上記実施例において、給油口を開閉する開閉部材として、フィラーネックから着脱可能である燃料キャップの構成について説明したが、これに限らず、フィラーネックから離脱しない構成、例えば、フィラーネックの給油口の開口周縁部に開口可能に軸支されたフラップバルブなどを用いてもよい。
10…フィラーネック
10B…フィラーネック
10C…フィラーネック
10D…フィラーネック
10P…燃料通路
12P…挿入通路
12Pa…給油口
20…ネック本体
20A…ネック本体用部材
20B…ネック本体
20C…ネック本体
20D…ネック本体
20S…充填用間隙
21A…上端形成部
21a…ネジ部
22…ネック上部
22a…リテーナ固定部
22b…固定段部
24…ネック連結部
24a…段部
24b…係合爪
25…ネック接続部
25a…環状突部
26…ブリーザ管
26P…ブリーザ通路
28…樹脂内層
29…樹脂外層
30…リテーナ
30B…リテーナ
30C…リテーナ
30D…リテーナ
31…外周保護部
31C…外周保護部
31D…外周保護部
32…シール部
32B…シール部
32a…シール面
33…連結部
35…抜止機構
36…係合部
36a…下面
36B…係合部
36C…係合部
36D…係合部
36Ba…回転規制部
38…被係合部
38C…被係合部
38D…被係合部
40…ノズルガイド部材
40Pa…開口
40Pb…開口
42…ガイド本体
42a…係合爪
43…フランジ
43a…係合段部
44…ガイド縮径部
FC…燃料キャップ
FCa…ネジ部
GS…ガスケット
Ht…ヒータ
TB…チューブ

Claims (3)

  1. 開閉部材で開閉される給油口(12Pa)に給油ノズルを挿入して該給油ノズルから吐出される燃料を燃料タンクへ導く燃料通路(10P)を有するフィラーネックにおいて、
    樹脂材料から形成され、上記燃料通路(10P)を形成するパイプ形状のネック本体(20)と、
    上記ネック本体(20)の開口側の端部を覆うように該ネック本体(20)に装着される金属製のリテーナ(30)と、
    上記リテーナ(30)を上記ネック本体(20)に対して抜止めする抜止機構(35)と、
    を備え、
    上記リテーナ(30)は、上記給油口(12Pa)に配置され上記開閉部材のガスケット(GS)により押圧されることで該ガスケット(GS)との間をシールするシール部(32)と、上記シール部(32)から外周側へ折曲されて上記ネック本体(20)の外壁を覆う円筒状の外周保護部(31)とを有し、
    上記ネック本体(20)は、上記シール部(32)および上記外周保護部(31)により囲まれる領域内であって、上記ネック本体(20)の上部に形成された樹脂製のリテーナ固定部(22a)を有し、
    上記抜止機構(35)は、上記リテーナ(30)に設けられた係合部(36)と、上記リテーナ固定部(22a)に設けられた被係合部(38)とを有し、上記係合部(36)と上記被係合部(38)とが上記燃料通路(10P)の中心軸(CA)に対して直角方向へ形成された凹凸により嵌合することにより、上記リテーナ(30)が上記ネック本体(20)から上記中心軸(CA)の方向へ抜止めされるように構成されたこと、
    を特徴とするフィラーネック。
  2. 請求項1に記載のフィラーネックにおいて、
    上記抜止機構は、係合部(36B)の一部を周方向に切り欠いた回転規制部(36Ba)を有し、該回転規制部(36Ba)に上記ネック本体(20B)の一部が入り込んでいるフィラーネック。
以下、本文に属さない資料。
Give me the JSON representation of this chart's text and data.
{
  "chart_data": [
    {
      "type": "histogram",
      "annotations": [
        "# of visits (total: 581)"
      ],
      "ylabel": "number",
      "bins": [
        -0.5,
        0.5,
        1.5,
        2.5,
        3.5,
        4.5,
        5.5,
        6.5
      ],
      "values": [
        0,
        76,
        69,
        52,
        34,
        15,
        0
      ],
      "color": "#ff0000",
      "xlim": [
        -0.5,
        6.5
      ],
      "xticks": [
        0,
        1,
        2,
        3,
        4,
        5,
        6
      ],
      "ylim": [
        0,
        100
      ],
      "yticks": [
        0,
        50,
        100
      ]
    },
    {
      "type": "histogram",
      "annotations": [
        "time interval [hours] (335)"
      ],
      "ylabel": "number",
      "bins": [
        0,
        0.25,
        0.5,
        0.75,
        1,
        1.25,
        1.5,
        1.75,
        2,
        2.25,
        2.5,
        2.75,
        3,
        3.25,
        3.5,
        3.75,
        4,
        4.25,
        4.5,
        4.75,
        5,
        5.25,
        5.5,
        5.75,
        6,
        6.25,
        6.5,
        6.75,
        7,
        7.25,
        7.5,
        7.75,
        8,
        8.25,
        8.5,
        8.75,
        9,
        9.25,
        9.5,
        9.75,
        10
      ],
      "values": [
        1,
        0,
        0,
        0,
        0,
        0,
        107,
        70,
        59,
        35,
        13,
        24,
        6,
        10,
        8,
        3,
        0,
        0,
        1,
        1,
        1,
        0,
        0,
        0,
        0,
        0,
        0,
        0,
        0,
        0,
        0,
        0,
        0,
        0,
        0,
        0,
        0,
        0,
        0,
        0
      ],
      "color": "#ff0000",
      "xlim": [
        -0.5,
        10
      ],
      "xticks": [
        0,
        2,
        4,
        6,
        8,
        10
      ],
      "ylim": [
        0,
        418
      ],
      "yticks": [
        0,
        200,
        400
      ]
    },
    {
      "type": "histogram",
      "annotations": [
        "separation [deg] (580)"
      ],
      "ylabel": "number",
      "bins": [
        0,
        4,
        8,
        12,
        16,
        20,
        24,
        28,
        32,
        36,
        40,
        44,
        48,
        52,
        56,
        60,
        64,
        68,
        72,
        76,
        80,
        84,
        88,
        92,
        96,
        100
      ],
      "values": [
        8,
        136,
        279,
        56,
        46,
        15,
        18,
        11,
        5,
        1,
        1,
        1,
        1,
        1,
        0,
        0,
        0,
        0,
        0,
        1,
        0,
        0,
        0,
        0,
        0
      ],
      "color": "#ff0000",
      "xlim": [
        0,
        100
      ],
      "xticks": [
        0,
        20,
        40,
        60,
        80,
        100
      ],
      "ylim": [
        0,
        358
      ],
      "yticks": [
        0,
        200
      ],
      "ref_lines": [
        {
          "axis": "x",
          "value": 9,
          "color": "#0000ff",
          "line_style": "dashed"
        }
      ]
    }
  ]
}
  3. 請求項1または請求項2のフィラーネックを製造する方法において、
    上記ネック本体(20)を形成するためのネック本体用部材(20A)を作成する第1工程と、
    上記リテーナ(30)を作成する第2工程と、
    上記ネック本体(20)の上部に上記リテーナ(30)を一体化する第3工程と、
    を備え、
    上記ネック本体用部材(20A)は、上記ネック本体用部材(20A)の開口側の端部に上記リテーナ(30)を被せたときに、上記開口端と上記リテーナ(30)の内壁との間に、充填用間隙(20S)を形成する上端形成部(21A)を有するように形成され、
    上記第3工程は、上記ネック本体用部材(20A)の開口側の端部に上記リテーナ(30)を被せて、上記リテーナ(30)の外側から該リテーナ(30)を介して上記ネック本体用部材(20A)を加熱するとともに、上記リテーナ(30)を上記上端形成部(21A)の側へ押し込むことにより、上記加熱により溶融した樹脂を上記充填用間隙(20S)に充填し、上記充填用間隙(20S)に充填された溶融樹脂が固化することにより、上記被係合部(38)が上記係合部(36)に嵌合するように形成される工程であること、
    を特徴とするフィラーネックの製造方法。